DHS sets up emergency satellite comm service
- By William Jackson
- May 21, 2008
The Homeland Security Department's National Communications System is launching a three-year pilot program to give key government and industry facilities access to advanced satellite communications during emergencies.
The Satellite Priority Service is being provided by Mobile Satellite Ventures of Reston, Va., through a contract with Sprint Corp.'s Emergency Response Team. The service will provide interoperable, nationwide push-to-talk radio and satellite phone service that will not be affected by local terrestrial conditions.
'Push-to-talk is incredibly spectrally effective,' said Jim Corry, vice president of government solutions for MSV. 'It requires very little satellite resources to talk to a lot of people. Most important to NCS, the push-to-talk never touches the PSTN,' the Public Switched Telephone Network that carries terrestrial telephone traffic.
MSV is a joint venture between Mobile Satellite Ventures LP, owned by SkyTerra Communications Inc., and Mobile Satellite Ventures (Canada) Inc.
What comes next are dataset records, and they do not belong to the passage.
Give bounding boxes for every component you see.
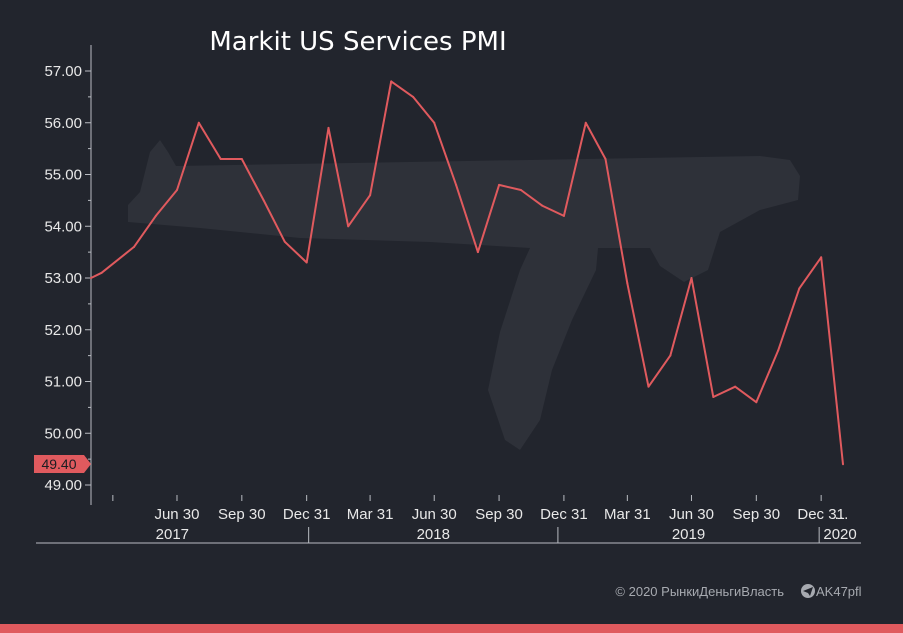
data-point [455, 183, 458, 186]
y-tick-label: 57.00 [44, 63, 82, 80]
data-point [712, 396, 715, 399]
y-tick-label: 53.00 [44, 270, 82, 287]
data-point [690, 277, 693, 279]
x-tick-label: Jun 30 [154, 506, 199, 523]
series-line [90, 80, 844, 465]
x-ticks: Jun 30 Sep 30 Dec 31 Mar 31 Jun 30 Sep 30 Dec … [112, 495, 849, 523]
y-tick-label: 55.00 [44, 167, 82, 184]
data-point [347, 225, 350, 228]
data-point [584, 121, 587, 124]
data-point [262, 199, 265, 202]
data-point [842, 463, 844, 466]
data-point [369, 194, 372, 197]
x-tick-label: Mar 31 [604, 506, 651, 523]
series-points [90, 80, 844, 466]
data-point [283, 240, 286, 243]
year-label: 2018 [417, 526, 450, 543]
x-tick-label: Dec 31 [540, 506, 588, 523]
last-value-label: 49.40 [41, 456, 76, 472]
y-ticks: 57.00 56.00 55.00 54.00 53.00 52.00 51.00 50.00… [44, 63, 91, 494]
data-point [777, 349, 780, 352]
year-label: 2020 [823, 526, 856, 543]
footer-copyright: © 2020 РынкиДеньгиВласть [615, 584, 784, 599]
footer-handle: AK47pfl [816, 584, 862, 599]
data-point [604, 157, 607, 160]
last-value-marker: 49.40 [34, 455, 91, 473]
bottom-accent-bar [0, 624, 903, 633]
data-point [100, 271, 103, 274]
data-point [626, 282, 629, 285]
data-point [390, 80, 393, 83]
x-tick-label: Dec 31 [797, 506, 845, 523]
data-point [476, 251, 479, 254]
y-tick-label: 50.00 [44, 425, 82, 442]
data-point [197, 121, 200, 124]
year-label: 2019 [672, 526, 705, 543]
x-tick-label: Jun 30 [669, 506, 714, 523]
data-point [541, 204, 544, 207]
y-tick-label: 54.00 [44, 218, 82, 235]
x-tick-label: Dec 31 [283, 506, 331, 523]
y-tick-label: 56.00 [44, 115, 82, 132]
telegram-icon [801, 584, 815, 598]
data-point [219, 157, 222, 160]
watermark-rifle-icon [128, 140, 800, 450]
data-point [519, 189, 522, 192]
y-tick-label: 49.00 [44, 477, 82, 494]
x-tick-label: Sep 30 [218, 506, 266, 523]
data-point [498, 183, 501, 186]
y-tick-label: 52.00 [44, 322, 82, 339]
data-point [132, 245, 135, 248]
x-tick-label: Sep 30 [475, 506, 523, 523]
x-tick-label: Sep 30 [733, 506, 781, 523]
year-label: 2017 [156, 526, 189, 543]
data-point [798, 287, 801, 290]
chart-title: Markit US Services PMI [209, 27, 506, 57]
data-point [154, 214, 157, 217]
data-point [90, 277, 92, 279]
data-point [820, 256, 823, 259]
data-point [433, 121, 436, 124]
x-tick-label: … [834, 506, 849, 523]
data-point [734, 385, 737, 388]
data-point [327, 126, 330, 129]
data-point [412, 95, 415, 98]
data-point [240, 157, 243, 160]
data-point [305, 261, 308, 264]
data-point [669, 354, 672, 357]
x-tick-label: Jun 30 [412, 506, 457, 523]
data-point [755, 401, 758, 404]
data-point [562, 214, 565, 217]
x-tick-label: Mar 31 [347, 506, 394, 523]
y-tick-label: 51.00 [44, 374, 82, 391]
data-point [647, 385, 650, 388]
data-point [175, 189, 178, 192]
year-labels: 2017 2018 2019 2020 [156, 526, 857, 543]
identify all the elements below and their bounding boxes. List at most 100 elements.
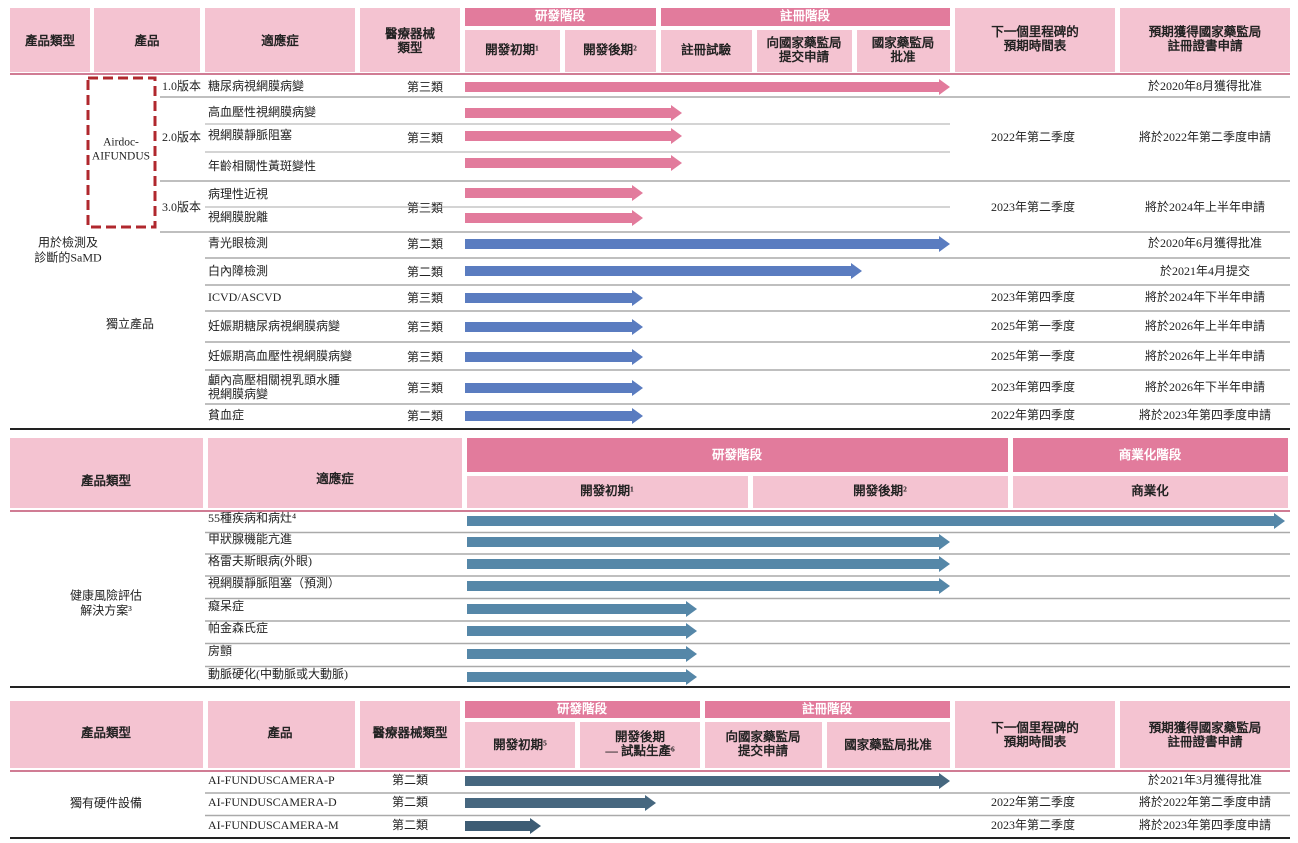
header-cell [705, 701, 950, 718]
cell-text: 第二類 [392, 818, 428, 832]
header-cell [208, 701, 355, 768]
cell-text: 妊娠期高血壓性視網膜病變 [208, 348, 352, 363]
cell-text: 顱內高壓相關視乳頭水腫 [208, 372, 340, 387]
cell-text: 視網膜病變 [208, 386, 268, 401]
progress-arrow [465, 290, 643, 306]
cell-text: AI-FUNDUSCAMERA-D [208, 795, 337, 809]
header-cell [757, 30, 852, 72]
header-cell [661, 30, 752, 72]
cell-text: 2022年第二季度 [991, 794, 1075, 809]
cell-text: 第二類 [392, 773, 428, 787]
header-text: 預期時間表 [1004, 38, 1067, 53]
header-cell [955, 701, 1115, 768]
cell-text: 將於2022年第二季度申請 [1139, 129, 1271, 144]
header-cell [467, 476, 748, 508]
cell-text: 第二類 [407, 237, 443, 251]
progress-arrow [465, 349, 643, 365]
header-cell [565, 30, 656, 72]
cell-text: 獨有硬件設備 [70, 795, 142, 810]
progress-arrow [467, 513, 1285, 529]
cell-text: 將於2022年第二季度申請 [1139, 794, 1271, 809]
header-text: 適應症 [261, 33, 299, 48]
cell-text: 用於檢測及 [38, 234, 98, 249]
header-text: 醫療器械類型 [372, 725, 448, 740]
cell-text: 青光眼檢測 [208, 235, 268, 250]
header-cell [10, 701, 203, 768]
cell-text: 帕金森氏症 [208, 620, 268, 635]
cell-text: 第三類 [407, 350, 443, 364]
cell-text: 第三類 [407, 320, 443, 334]
cell-text: 甲狀腺機能亢進 [208, 531, 292, 546]
cell-text: AIFUNDUS [92, 151, 150, 163]
cell-text: 將於2024年上半年申請 [1145, 199, 1265, 214]
header-text: 批准 [890, 49, 916, 64]
header-cell [1013, 476, 1288, 508]
header-cell [1013, 438, 1288, 472]
header-text: 開發後期 [615, 729, 665, 744]
cell-text: 第三類 [407, 131, 443, 145]
header-text: 類型 [396, 40, 423, 55]
header-text: 產品 [133, 33, 159, 48]
header-text: 預期獲得國家藥監局 [1149, 720, 1262, 735]
header-text: 註冊證書申請 [1167, 38, 1243, 53]
progress-arrow [465, 155, 682, 171]
cell-text: 格雷夫斯眼病(外眼) [208, 553, 312, 568]
progress-arrow [465, 380, 643, 396]
cell-text: 第三類 [407, 291, 443, 305]
cell-text: 於2020年6月獲得批准 [1148, 235, 1262, 250]
cell-text: 高血壓性視網膜病變 [208, 104, 316, 119]
cell-text: 55種疾病和病灶⁴ [208, 510, 296, 525]
progress-arrow [465, 185, 643, 201]
header-text: 研發階段 [535, 8, 586, 23]
cell-text: 將於2023年第四季度申請 [1139, 817, 1271, 832]
header-text: 預期時間表 [1004, 734, 1067, 749]
cell-text: AI-FUNDUSCAMERA-P [208, 773, 335, 787]
header-text: 註冊階段 [780, 8, 831, 23]
header-cell [705, 722, 822, 768]
cell-text: 2022年第二季度 [991, 129, 1075, 144]
header-text: 商業化 [1131, 483, 1169, 498]
header-text: 醫療器械 [385, 26, 436, 41]
cell-text: 2022年第四季度 [991, 407, 1075, 422]
progress-arrow [465, 79, 950, 95]
cell-text: 動脈硬化(中動脈或大動脈) [208, 666, 348, 681]
header-text: 研發階段 [712, 447, 763, 462]
cell-text: 視網膜脫離 [208, 209, 268, 224]
header-text: 國家藥監局批准 [844, 737, 932, 752]
header-cell [580, 722, 700, 768]
header-text: 產品類型 [80, 725, 132, 740]
cell-text: 2.0版本 [162, 130, 201, 144]
header-cell [205, 8, 355, 72]
header-cell [10, 438, 203, 508]
header-cell [1120, 8, 1290, 72]
header-text: 開發初期⁵ [493, 737, 547, 752]
header-text: 註冊試驗 [681, 42, 732, 57]
header-cell [827, 722, 950, 768]
cell-text: 第二類 [407, 409, 443, 423]
header-cell [661, 8, 950, 26]
progress-arrow [465, 105, 682, 121]
header-text: 研發階段 [557, 701, 608, 716]
progress-arrow [467, 623, 697, 639]
cell-text: 第二類 [407, 265, 443, 279]
header-cell [10, 8, 90, 72]
header-text: 預期獲得國家藥監局 [1149, 24, 1262, 39]
progress-arrow [465, 818, 541, 834]
header-cell [465, 30, 560, 72]
cell-text: 2023年第四季度 [991, 379, 1075, 394]
cell-text: 第三類 [407, 381, 443, 395]
dashed-group-box [86, 76, 157, 229]
header-cell [465, 8, 656, 26]
progress-arrow [467, 578, 950, 594]
cell-text: 將於2026年上半年申請 [1145, 348, 1265, 363]
progress-arrow [467, 534, 950, 550]
cell-text: 於2020年8月獲得批准 [1148, 78, 1262, 93]
progress-arrow [467, 669, 697, 685]
header-text: 開發初期¹ [485, 42, 539, 57]
progress-arrow [467, 601, 697, 617]
header-text: 產品類型 [24, 33, 76, 48]
cell-text: 1.0版本 [162, 79, 201, 93]
cell-text: 將於2023年第四季度申請 [1139, 407, 1271, 422]
cell-text: 妊娠期糖尿病視網膜病變 [208, 318, 340, 333]
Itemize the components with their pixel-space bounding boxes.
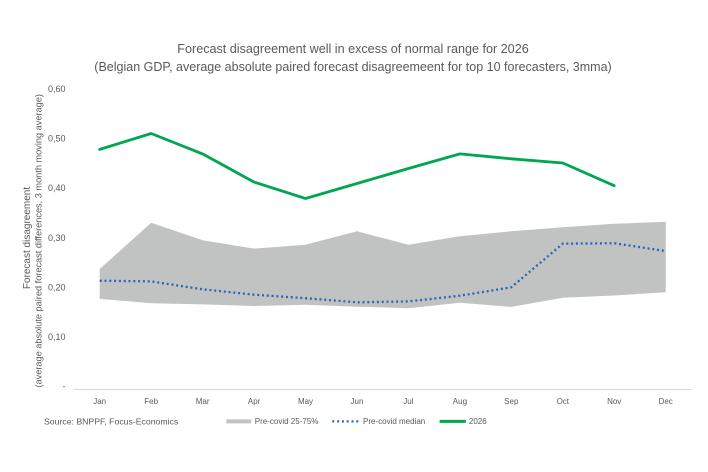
svg-text:Feb: Feb (144, 397, 158, 406)
svg-text:0,40: 0,40 (48, 183, 66, 193)
svg-text:May: May (298, 397, 313, 406)
svg-text:2026: 2026 (469, 417, 487, 426)
svg-text:Forecast disagreement: Forecast disagreement (22, 187, 33, 289)
svg-text:-: - (63, 382, 66, 392)
svg-text:0,20: 0,20 (48, 282, 66, 292)
svg-text:Nov: Nov (607, 397, 621, 406)
svg-text:Forecast disagreement well in: Forecast disagreement well in excess of … (177, 42, 528, 56)
svg-text:Apr: Apr (248, 397, 261, 406)
svg-text:Dec: Dec (659, 397, 673, 406)
svg-text:0,10: 0,10 (48, 332, 66, 342)
svg-text:Jun: Jun (351, 397, 364, 406)
svg-text:Oct: Oct (557, 397, 570, 406)
svg-text:Aug: Aug (453, 397, 467, 406)
svg-text:Pre-covid 25-75%: Pre-covid 25-75% (255, 417, 319, 426)
svg-text:Mar: Mar (196, 397, 210, 406)
svg-text:Pre-covid median: Pre-covid median (363, 417, 425, 426)
svg-text:0,30: 0,30 (48, 233, 66, 243)
svg-text:Sep: Sep (504, 397, 519, 406)
svg-text:0,50: 0,50 (48, 134, 66, 144)
svg-text:(average absolute paired forec: (average absolute paired forecast differ… (34, 94, 44, 388)
svg-text:(Belgian GDP, average absolute: (Belgian GDP, average absolute paired fo… (94, 60, 611, 74)
svg-text:Jul: Jul (403, 397, 413, 406)
svg-text:0,60: 0,60 (48, 84, 66, 94)
svg-text:Source: BNPPF, Focus-Economics: Source: BNPPF, Focus-Economics (44, 417, 179, 427)
svg-text:Jan: Jan (93, 397, 106, 406)
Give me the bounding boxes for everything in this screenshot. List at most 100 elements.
The Satellite Priority Service is being run from the same NCS office that provides the Government Emergency Telecommunications Service for wire-line phones and its cellular equivalent, the Wireless Priority Service. GETS and WPS provide authorized government and industry users with priority service on commercial networks during emergencies when resources may be inadequate to meet all needs. Unlike these programs, which put authorized users at the front of the line for access to commercial service, the Satellite Priority Service will be a dedicated program for authorized users only.
The satellite will act much like a repeater for a traditional radio in push-to-talk mode. The signal is sent from a ground set to one of two MSV satellites in geosynchronous orbit over North America, which relays it to the ground station. There the network identifies the radio and the talk group being used, looks for other talk group members who are on the air, summons their radios to a common frequency, then sends the signal back up to a satellite and down to the radios of the talk group.
Satellite phone calls to other MSV users do not go over the PSTN. Phone calls made to non-MSV phones are transferred to the traditional phone networks for delivery.
The ground set is mobile, but not portable. It consists of a 9-inch automatic tracking L-band antenna and a handset, both connected to a transceiver somewhat larger than a laptop computer.
'This is not a handheld device,' Corry said. It can be installed in a vehicle or easily carried in a 'go-kit.'
DHS is funding a pilot program to provide one ground set each to 65 critical facilities with three years of service. Participating facilities now are being identified by NCS and probably will include emergency operations centers for federal, state and local government agencies as well as critical infrastructure providers.
NCS also has created four talk groups for the program. One is a private mode group that will allow one-to-one communication with any other program member by using a radio ID. Another talk group will include just federal, state and local officials; one just telecom industry users; and the fourth will be for high-priority use by both government and industry.
William Jackson is a Maryland-based freelance writer.